Molding is the most extensively fabrication technique.In this method, the polymeric solution or melt is set into a mold of desired geometry, allowed to solidify and then released from the mold after a certain time.The fabrication process of molding is generally very mild leading to high viability for embedded cells.

Multi-material structures are also developed by a multistep approach in which different polymers are introduced into the mold at different time intervals. Practical limitations to molding methods for the construction of multiple layer fabrication with polymers of different properties and cell types is that each material phase will exhibit isotropic properties, in contrast to the native heart valves that are anisotropic in each phase. Also, the opening and closing of the mold several times leads to complications and discrepancy in manufacturing.

For example, multicomponent heart valves made of fibrin and elastin-like gels were created wherein different types of cells and materials were employed to reconstruct the heterogeneity of the native heart valves.

Electrospinning

As a substitution to drawing, electrospinning is a highly versatile fabrication technique that has been used to obtain artificial heart valves with desirable macroscopic shape and size, mechanical properties, heterogeneity and manufacture fibers from sub-micron to nanometer fibers from a wide range of polymeric materials.

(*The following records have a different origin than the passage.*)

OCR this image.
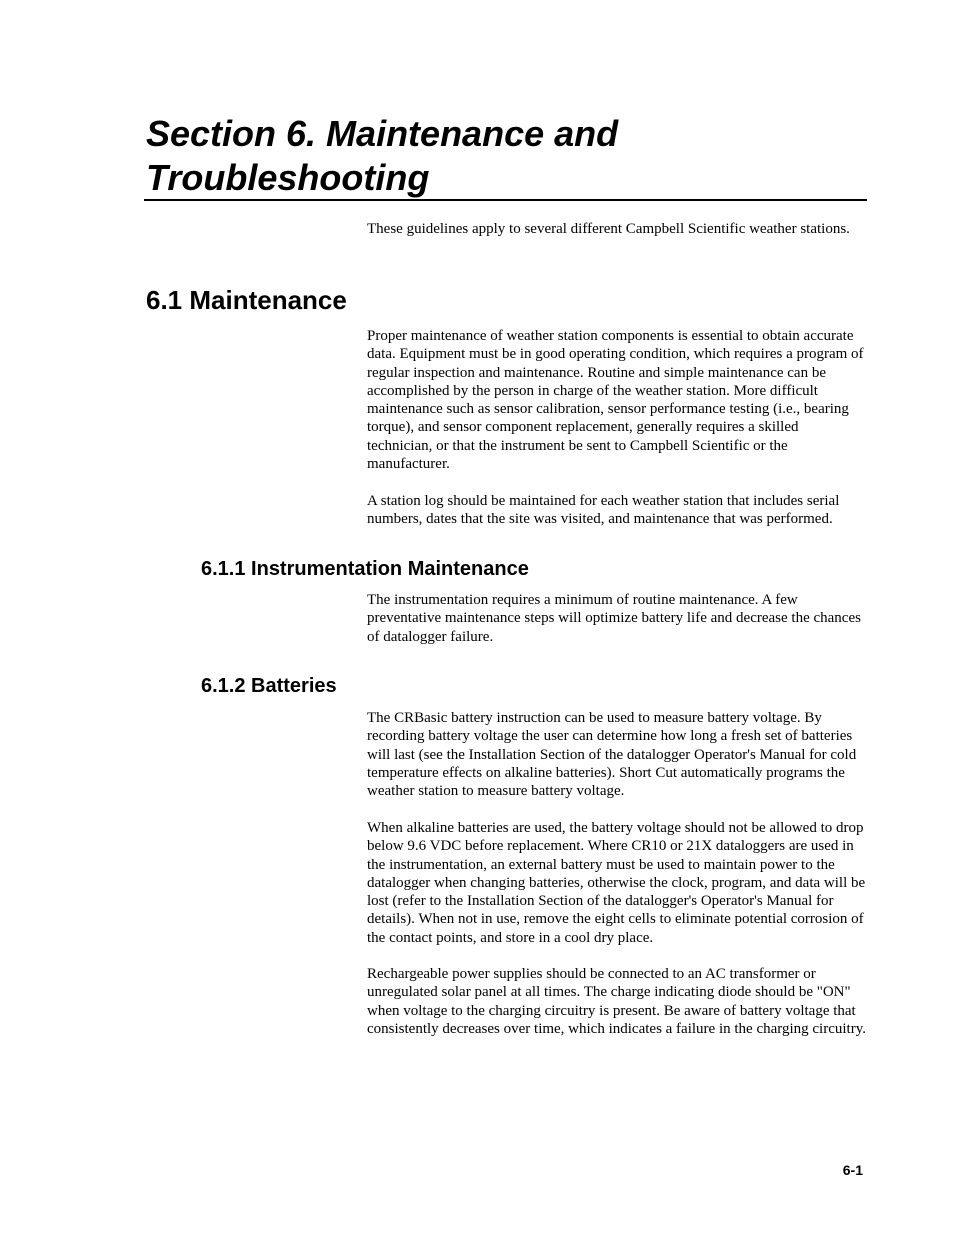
Section 6. Maintenance and
Troubleshooting

These guidelines apply to several different Campbell Scientific weather stations.

6.1 Maintenance

Proper maintenance of weather station components is essential to obtain accurate data. Equipment must be in good operating condition, which requires a program of regular inspection and maintenance. Routine and simple maintenance can be accomplished by the person in charge of the weather station. More difficult maintenance such as sensor calibration, sensor performance testing (i.e., bearing torque), and sensor component replacement, generally requires a skilled technician, or that the instrument be sent to Campbell Scientific or the manufacturer.

A station log should be maintained for each weather station that includes serial numbers, dates that the site was visited, and maintenance that was performed.

6.1.1 Instrumentation Maintenance

The instrumentation requires a minimum of routine maintenance. A few preventative maintenance steps will optimize battery life and decrease the chances of datalogger failure.

6.1.2 Batteries

The CRBasic battery instruction can be used to measure battery voltage. By recording battery voltage the user can determine how long a fresh set of batteries will last (see the Installation Section of the datalogger Operator's Manual for cold temperature effects on alkaline batteries). Short Cut automatically programs the weather station to measure battery voltage.

When alkaline batteries are used, the battery voltage should not be allowed to drop below 9.6 VDC before replacement. Where CR10 or 21X dataloggers are used in the instrumentation, an external battery must be used to maintain power to the datalogger when changing batteries, otherwise the clock, program, and data will be lost (refer to the Installation Section of the datalogger's Operator's Manual for details). When not in use, remove the eight cells to eliminate potential corrosion of the contact points, and store in a cool dry place.

Rechargeable power supplies should be connected to an AC transformer or unregulated solar panel at all times. The charge indicating diode should be "ON" when voltage to the charging circuitry is present. Be aware of battery voltage that consistently decreases over time, which indicates a failure in the charging circuitry.

6-1
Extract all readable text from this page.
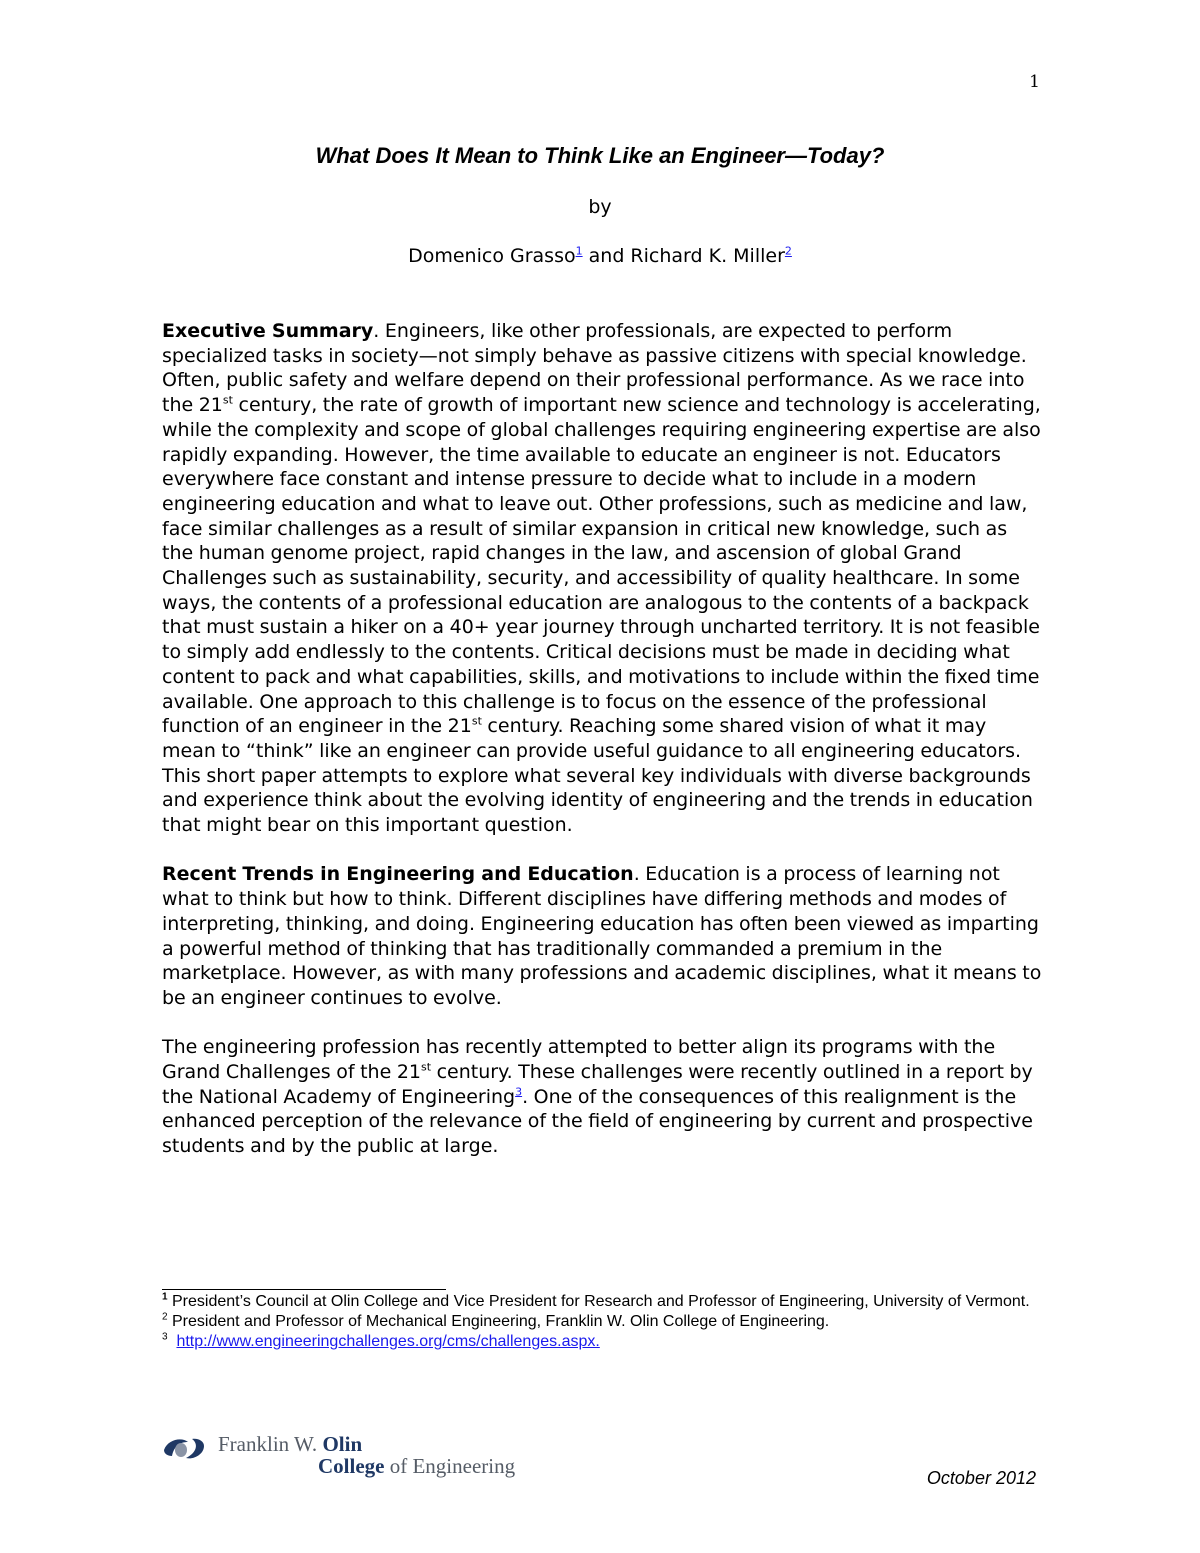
1
What Does It Mean to Think Like an Engineer—Today?
by
Domenico Grasso$^1$ and Richard K. Miller$^2$

Executive Summary. Engineers, like other professionals, are expected to perform specialized tasks in society—not simply behave as passive citizens with special knowledge. Often, public safety and welfare depend on their professional performance. As we race into the 21st century, the rate of growth of important new science and technology is accelerating, while the complexity and scope of global challenges requiring engineering expertise are also rapidly expanding. However, the time available to educate an engineer is not. Educators everywhere face constant and intense pressure to decide what to include in a modern engineering education and what to leave out. Other professions, such as medicine and law, face similar challenges as a result of similar expansion in critical new knowledge, such as the human genome project, rapid changes in the law, and ascension of global Grand Challenges such as sustainability, security, and accessibility of quality healthcare. In some ways, the contents of a professional education are analogous to the contents of a backpack that must sustain a hiker on a 40+ year journey through uncharted territory. It is not feasible to simply add endlessly to the contents. Critical decisions must be made in deciding what content to pack and what capabilities, skills, and motivations to include within the fixed time available. One approach to this challenge is to focus on the essence of the professional function of an engineer in the 21st century. Reaching some shared vision of what it may mean to “think” like an engineer can provide useful guidance to all engineering educators. This short paper attempts to explore what several key individuals with diverse backgrounds and experience think about the evolving identity of engineering and the trends in education that might bear on this important question.

Recent Trends in Engineering and Education. Education is a process of learning not what to think but how to think. Different disciplines have differing methods and modes of interpreting, thinking, and doing. Engineering education has often been viewed as imparting a powerful method of thinking that has traditionally commanded a premium in the marketplace. However, as with many professions and academic disciplines, what it means to be an engineer continues to evolve.

The engineering profession has recently attempted to better align its programs with the Grand Challenges of the 21st century. These challenges were recently outlined in a report by the National Academy of Engineering$^3$. One of the consequences of this realignment is the enhanced perception of the relevance of the field of engineering by current and prospective students and by the public at large.

$^1$ President’s Council at Olin College and Vice President for Research and Professor of Engineering, University of Vermont.

$^2$ President and Professor of Mechanical Engineering, Franklin W. Olin College of Engineering.

$^3$ http://www.engineeringchallenges.org/cms/challenges.aspx.

Franklin W. Olin
College of Engineering	October 2012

The microfibril structure of electrospun scaffolds support the myocardial tissue as it resembles its hierarchical structure.In contrast to molding,the alignment of electrospun microfibers can be controlled to create mechanical anisotropy as in the native heart valve.

In this method electrodes with either insulating or conductive patterns,having variable and controllable deposition time are employed. However,these electrodes are embodied by electrospun scaffolds due to the presence of organic solvents and high voltages.

An added advantage of electrospinning is that it incorporates suture-free heart valves to integrate the wall scaffolds into valved  geometries.

3D Printing Technology for biofabrication :

  • However, 3D Printing being used for bio fabrication is an emerging technology of the nearing future.
  • There are three methods of 3D bio fabrication : Laser-induced forward transfer, inkjet, and extrusion printing.
  • 3D Printing Technologies require stiff hydrogels for fabrication whereas cell culture is carried out in substances having low viscosity and low stiffness,  resulting in shapeless structures.